As other posters have pointed out, why not do it in HTML from the start? It's more simple and efficient than this -or any- framework. Just drop the ol HTML file on your server and away you go!
I understand that the supposed "real" utility in this would be when you want to do JS-y things in HTML (auth, API, hand state, etc), but they don't show any of that on their showcase site...so...yeah.
I'm not sure Deno(the service, not Deno the language) are actualy proposing a model - similar to Cloudflare, for example - where you have your infra somewhere and they only host the "edge", in a CDN, or spread around the world.
The browser still has to fetch and render the HTML. JS-heavy sites do tend to be slower, but no site has a 0s TTI/FCP.
How are the cache control headers with this set-up - is there a varnish or similar cdn/cache doing useful work (I'm assuming not, more importantly I'm worried pointing something like fastly at this will fail in caching static pages?).
http://mkws.sh/ uses the standard UNIX tools to generate `HTML` pages featuring a powerful sh based templating engine https://adi.onl/pp.html. Dependencies and complexity are kept to a minimum. It does the minimum required, generate HTML pages and keep duplication low using aprox 400 SLOC.
"Many [devs] are more familiar with the Chrome DevTools console than they are with a Unix command-line prompt. More familiar with WebSockets than BSD sockets, MDN than man pages. (...) Many developers, we think, prefer web-first abstraction layers." -- https://deno.com/blog/the-deno-company
I've been doing JavaScript myself for about 15 year, unfamiliar with the UNIX philosophy (to be doubted as any doctrine).
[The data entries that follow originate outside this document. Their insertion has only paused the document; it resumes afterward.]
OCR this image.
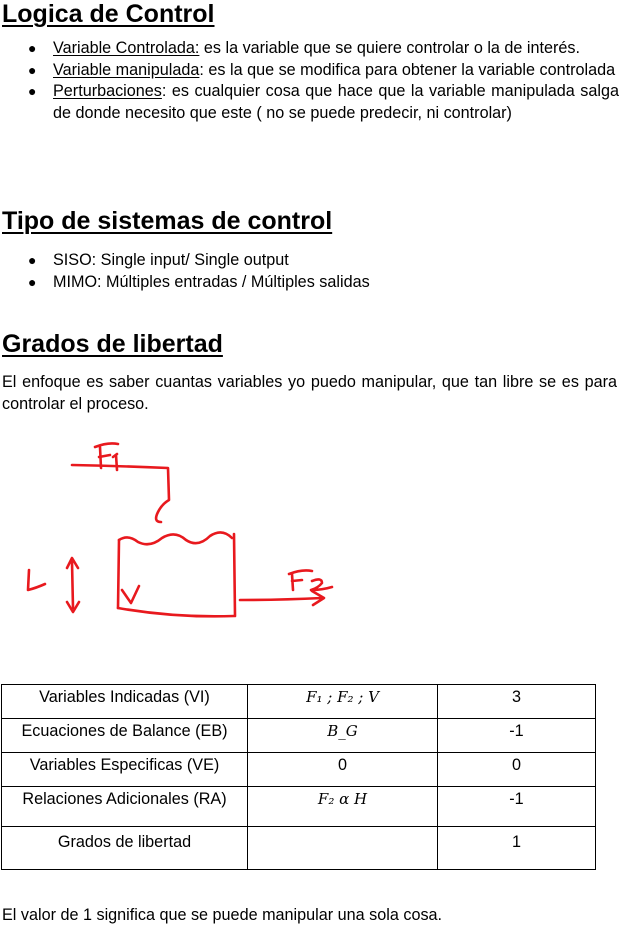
Logica de Control
● Variable Controlada: es la variable que se quiere controlar o la de interés.
● Variable manipulada: es la que se modifica para obtener la variable controlada
● Perturbaciones: es cualquier cosa que hace que la variable manipulada salga de donde necesito que este ( no se puede predecir, ni controlar)
Tipo de sistemas de control
● SISO: Single input/ Single output
● MIMO: Múltiples entradas / Múltiples salidas
Grados de libertad

El enfoque es saber cuantas variables yo puedo manipular, que tan libre se es para controlar el proceso.

Variables Indicadas (VI)	F₁ ; F₂ ; V	3
Ecuaciones de Balance (EB)	B_G	-1
Variables Especificas (VE)	0	0
Relaciones Adicionales (RA)	F₂ α H	-1
Grados de libertad		1

El valor de 1 significa que se puede manipular una sola cosa.
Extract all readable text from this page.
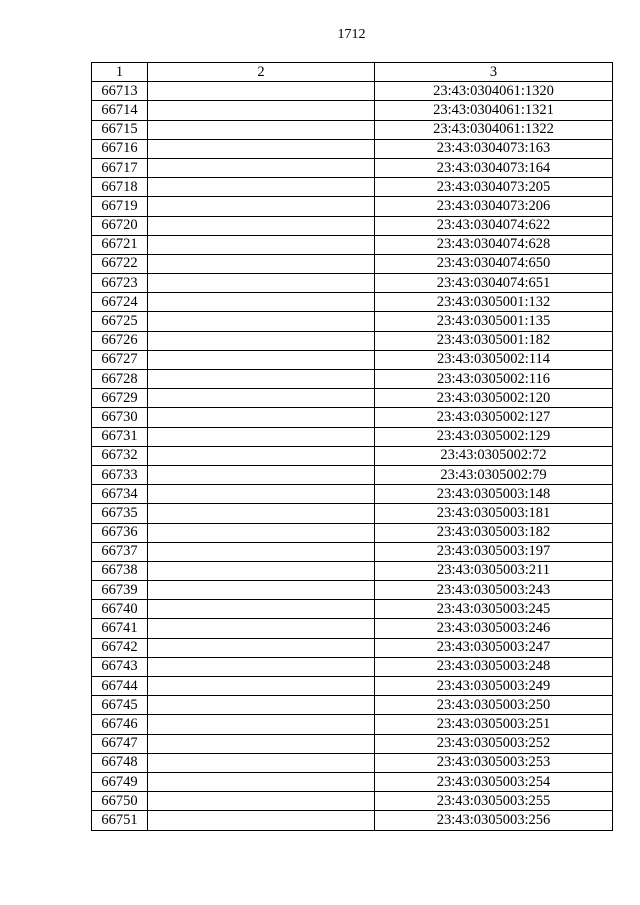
1712
1	2	3
66713		23:43:0304061:1320
66714		23:43:0304061:1321
66715		23:43:0304061:1322
66716		23:43:0304073:163
66717		23:43:0304073:164
66718		23:43:0304073:205
66719		23:43:0304073:206
66720		23:43:0304074:622
66721		23:43:0304074:628
66722		23:43:0304074:650
66723		23:43:0304074:651
66724		23:43:0305001:132
66725		23:43:0305001:135
66726		23:43:0305001:182
66727		23:43:0305002:114
66728		23:43:0305002:116
66729		23:43:0305002:120
66730		23:43:0305002:127
66731		23:43:0305002:129
66732		23:43:0305002:72
66733		23:43:0305002:79
66734		23:43:0305003:148
66735		23:43:0305003:181
66736		23:43:0305003:182
66737		23:43:0305003:197
66738		23:43:0305003:211
66739		23:43:0305003:243
66740		23:43:0305003:245
66741		23:43:0305003:246
66742		23:43:0305003:247
66743		23:43:0305003:248
66744		23:43:0305003:249
66745		23:43:0305003:250
66746		23:43:0305003:251
66747		23:43:0305003:252
66748		23:43:0305003:253
66749		23:43:0305003:254
66750		23:43:0305003:255
66751		23:43:0305003:256
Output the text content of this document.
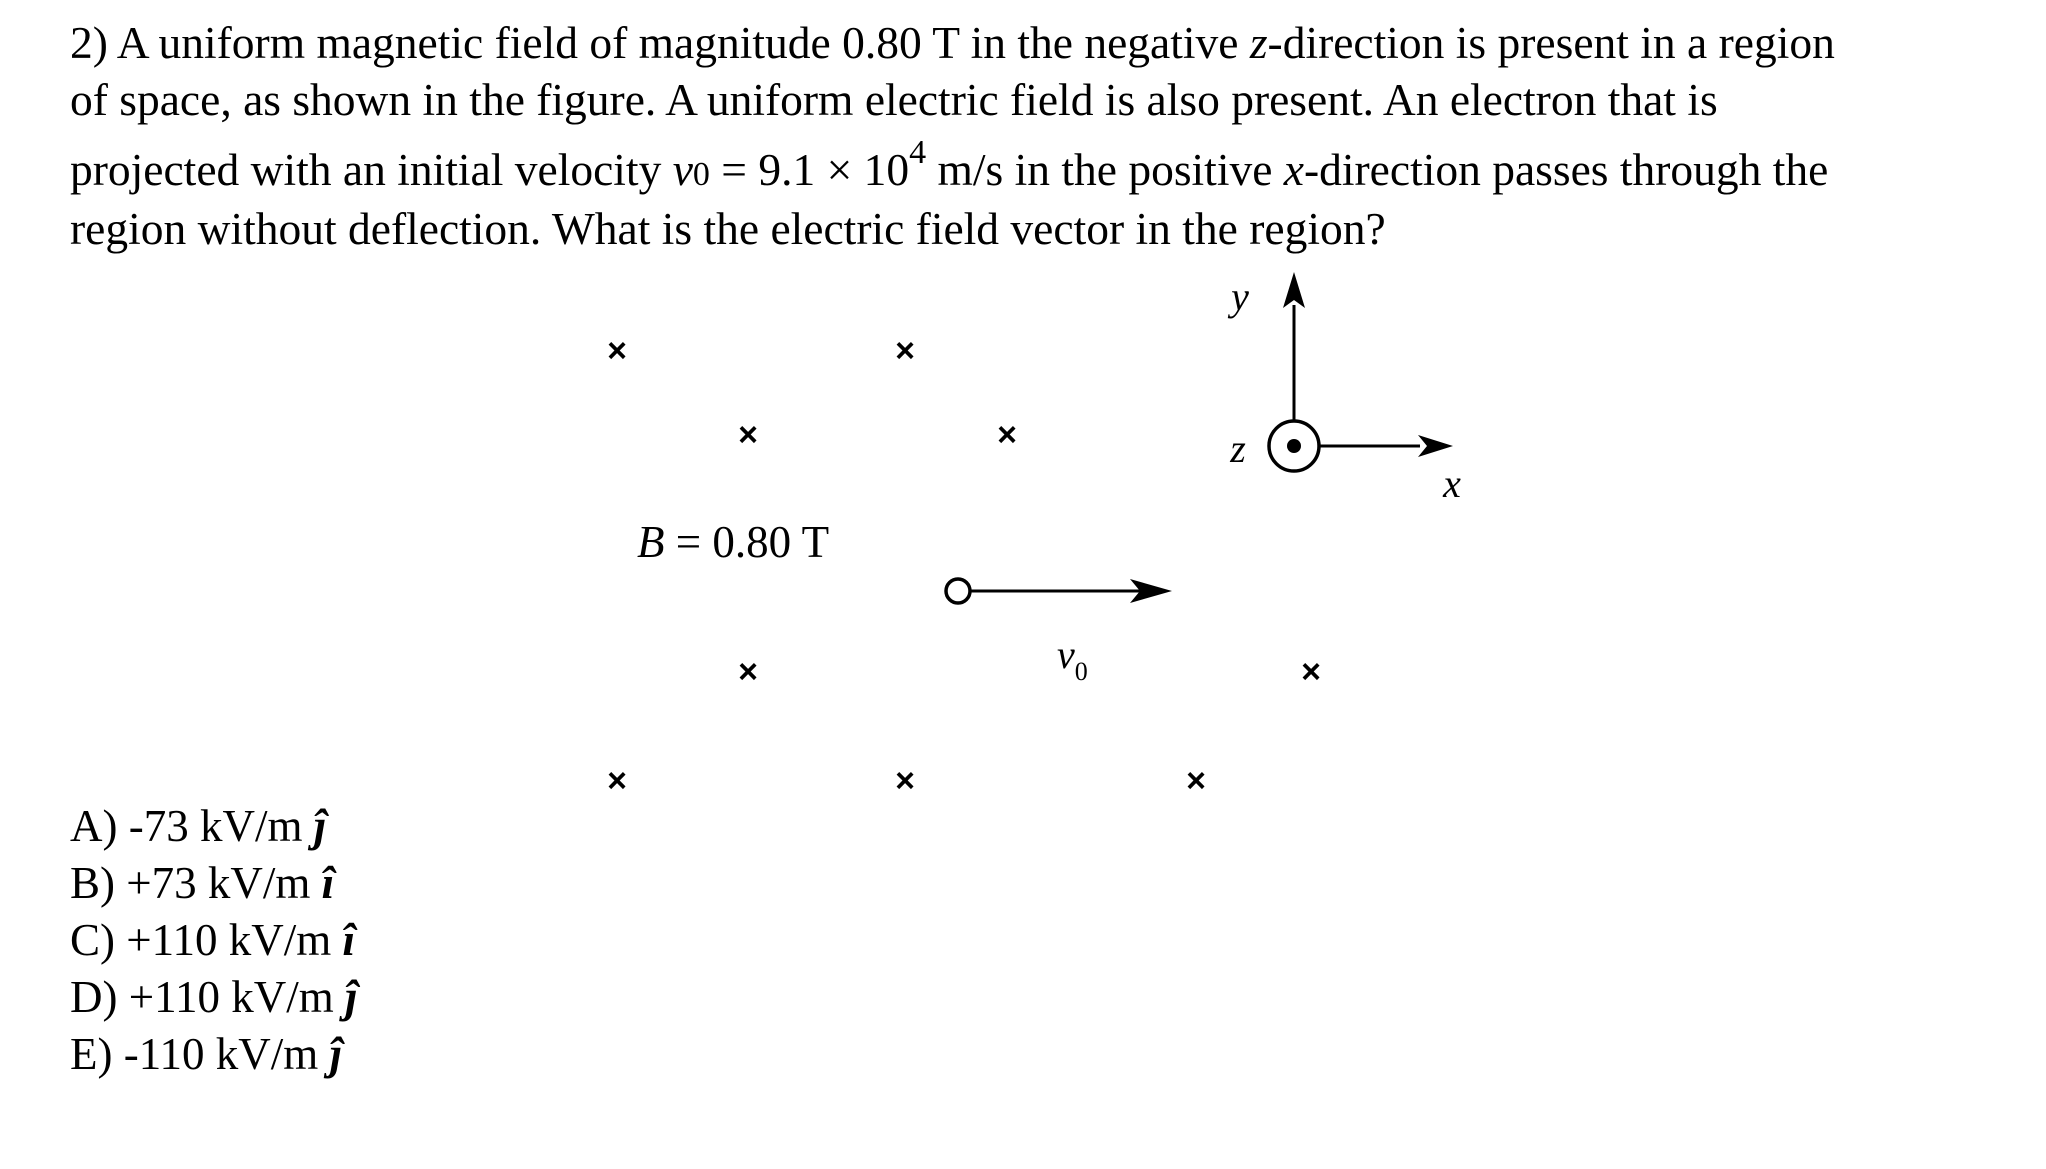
2) A uniform magnetic field of magnitude 0.80 T in the negative z-direction is present in a region
of space, as shown in the figure. A uniform electric field is also present. An electron that is
projected with an initial velocity $v0 = 9.1 \times 10^4$ m/s in the positive x-direction passes through the
region without deflection. What is the electric field vector in the region?
×	×
×	×
×	×
×	×	×
B = 0.80 T
$v_0$
y
x
z
A) -73 kV/m ĵ
B) +73 kV/m î
C) +110 kV/m î
D) +110 kV/m ĵ
E) -110 kV/m ĵ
Started doing web development using plain HTML the "old school" way, I personally dare to say the _normal_ way.
Before the rise of SPAs I very much agreed with the idea of progressive enhancement which is coming again into attention with the likes of https://turbo.hotwired.dev/.
While doing SPAs I always felt that stuff constantly didn't fit, that we were constantly using unfit tech, doing hacks for benefits of using a single (unfit?) language both on the server and the client, partial loads (faster loading times) and having a single codebase for all OSes. Stuff felt hacky most of the times and we were hiding those complex hacks under what _seemed_ as elegant and simple abstractions. But I believe most experienced JavaScript developers agree that the elegance and simplicity is mostly on the surface. I constantly felt dissatisfied with the code I wrote. I refuse to go on a full rant regarding SPAs and JavaScript but that's the gist of it.
While configuring my dev environment I stumbled up the https://suckless.org/ guys. Their code embodies the UNIX philosophy well although some people, including me, might say that some stuff is too simple. Simplicity for the sake of simplicity is not a good idea (nothing for the sake of anything is a good idea to be honest) but rather as a consequence of you understanding of what's not really needed.
While investigating more more the UNIX world, discovering OpenBSD and using it as a daily driver things started to fit and make sense.
Now, regarding how mkws fits generating static sites, it mimics building a small C project except the Makefile is replaced by a shell script, so all the principles fit and are well established. pp is the compiler, .upphtml files are the sources, html files are the output binaries. Everything integrates and fits well. I feel satisfied about how everything works.
Code is small and simple, abstractions are kept to a minimum. I, as a single person, am able to investigate, understand and change every part of the generating process. Can't say the same thing about a JavaScript static site generator, you don't really need the v8 engine to generate a few HTML files, that's complex, most of use agree simple is relatively good, complex relatively bad as an industry best practice.
Regarding SPAs, I believe they were a quick solution until we properly solve the problems they solve via progressive enhancement.